Re: [PATCH v9 00/17] reimplement per-vma lock as a refcount

From: Lorenzo Stoakes
Date: Mon Jan 13 2025 - 07:15:24 EST


A nit on subject, I mean this is part of what this series does, and hey -
we have only so much text to put in here - but isn't this both
reimplementing per-VMA lock as a refcount _and_ importantly allocating VMAs
using the RCU typesafe mechanism?

Do we have to do both in one series? Can we split this out? I mean maybe
that's just churny and unnecessary, but to me this series is 'allocate VMAs
RCU safe and refcount VMA lock' or something like this. Maybe this is
nitty... but still :)

One general comment here - this is a really major change in how this stuff
works, and yet I don't see any tests anywhere in the series.

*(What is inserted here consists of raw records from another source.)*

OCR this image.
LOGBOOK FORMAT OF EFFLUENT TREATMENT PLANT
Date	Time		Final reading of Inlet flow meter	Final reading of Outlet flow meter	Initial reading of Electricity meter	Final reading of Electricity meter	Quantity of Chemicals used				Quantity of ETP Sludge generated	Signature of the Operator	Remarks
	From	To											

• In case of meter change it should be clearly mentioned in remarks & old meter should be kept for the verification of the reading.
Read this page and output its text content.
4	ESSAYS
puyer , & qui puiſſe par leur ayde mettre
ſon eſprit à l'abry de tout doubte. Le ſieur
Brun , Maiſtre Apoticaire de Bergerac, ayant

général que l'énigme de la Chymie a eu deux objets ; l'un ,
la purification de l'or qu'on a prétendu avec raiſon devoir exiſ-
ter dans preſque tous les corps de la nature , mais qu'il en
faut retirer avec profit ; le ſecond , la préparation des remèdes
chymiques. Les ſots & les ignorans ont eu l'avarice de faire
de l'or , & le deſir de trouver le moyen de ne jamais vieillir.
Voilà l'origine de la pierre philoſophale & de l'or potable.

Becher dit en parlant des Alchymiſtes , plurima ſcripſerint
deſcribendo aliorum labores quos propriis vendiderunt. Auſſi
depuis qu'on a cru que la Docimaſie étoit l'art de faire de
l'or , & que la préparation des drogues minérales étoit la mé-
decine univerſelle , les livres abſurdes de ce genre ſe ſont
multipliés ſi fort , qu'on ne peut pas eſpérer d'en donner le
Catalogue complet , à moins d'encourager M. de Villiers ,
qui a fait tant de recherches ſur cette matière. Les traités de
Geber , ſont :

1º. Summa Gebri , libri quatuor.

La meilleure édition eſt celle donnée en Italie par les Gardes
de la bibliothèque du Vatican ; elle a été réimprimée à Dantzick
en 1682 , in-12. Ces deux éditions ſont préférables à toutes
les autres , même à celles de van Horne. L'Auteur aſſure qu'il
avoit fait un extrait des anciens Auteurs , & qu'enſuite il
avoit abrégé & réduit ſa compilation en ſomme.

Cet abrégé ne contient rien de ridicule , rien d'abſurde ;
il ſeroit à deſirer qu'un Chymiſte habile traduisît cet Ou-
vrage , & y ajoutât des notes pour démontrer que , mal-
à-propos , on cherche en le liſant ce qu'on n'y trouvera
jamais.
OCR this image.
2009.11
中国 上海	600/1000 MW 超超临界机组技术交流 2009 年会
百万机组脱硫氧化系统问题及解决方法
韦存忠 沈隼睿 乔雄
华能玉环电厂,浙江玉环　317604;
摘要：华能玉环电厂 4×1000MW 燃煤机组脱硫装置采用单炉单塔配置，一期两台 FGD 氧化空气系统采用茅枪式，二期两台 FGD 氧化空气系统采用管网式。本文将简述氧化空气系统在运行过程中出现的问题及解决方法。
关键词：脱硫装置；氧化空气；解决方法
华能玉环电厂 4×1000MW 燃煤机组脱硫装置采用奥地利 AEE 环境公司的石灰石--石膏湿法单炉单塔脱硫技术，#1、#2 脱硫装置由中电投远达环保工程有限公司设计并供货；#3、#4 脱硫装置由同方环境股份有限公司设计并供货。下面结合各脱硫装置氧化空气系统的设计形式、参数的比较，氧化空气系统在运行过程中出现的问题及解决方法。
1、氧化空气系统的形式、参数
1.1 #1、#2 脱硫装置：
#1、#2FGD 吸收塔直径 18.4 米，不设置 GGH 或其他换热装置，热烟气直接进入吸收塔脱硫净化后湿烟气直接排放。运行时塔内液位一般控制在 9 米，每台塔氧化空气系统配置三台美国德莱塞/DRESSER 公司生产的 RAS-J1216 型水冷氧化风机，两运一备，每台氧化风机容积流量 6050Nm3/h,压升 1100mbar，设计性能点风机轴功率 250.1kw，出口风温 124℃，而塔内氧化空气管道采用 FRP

I know it's tricky to write tests for this, but the new VMA testing
environment should make it possible to test a _lot_ more than we previously
could.

However due to some (*ahem*) interesting distribution of where functions
are, most notably stuff in kernel/fork.c, I guess we can't test
_everything_ there effectively.

But I do feel like we should be able to do better than having absolutely no
testing added for this?

I think there's definitely quite a bit you could test now, at least in
asserting fundamentals in tools/testing/vma/vma.c.

This can cover at least detached state asserts in various scenarios.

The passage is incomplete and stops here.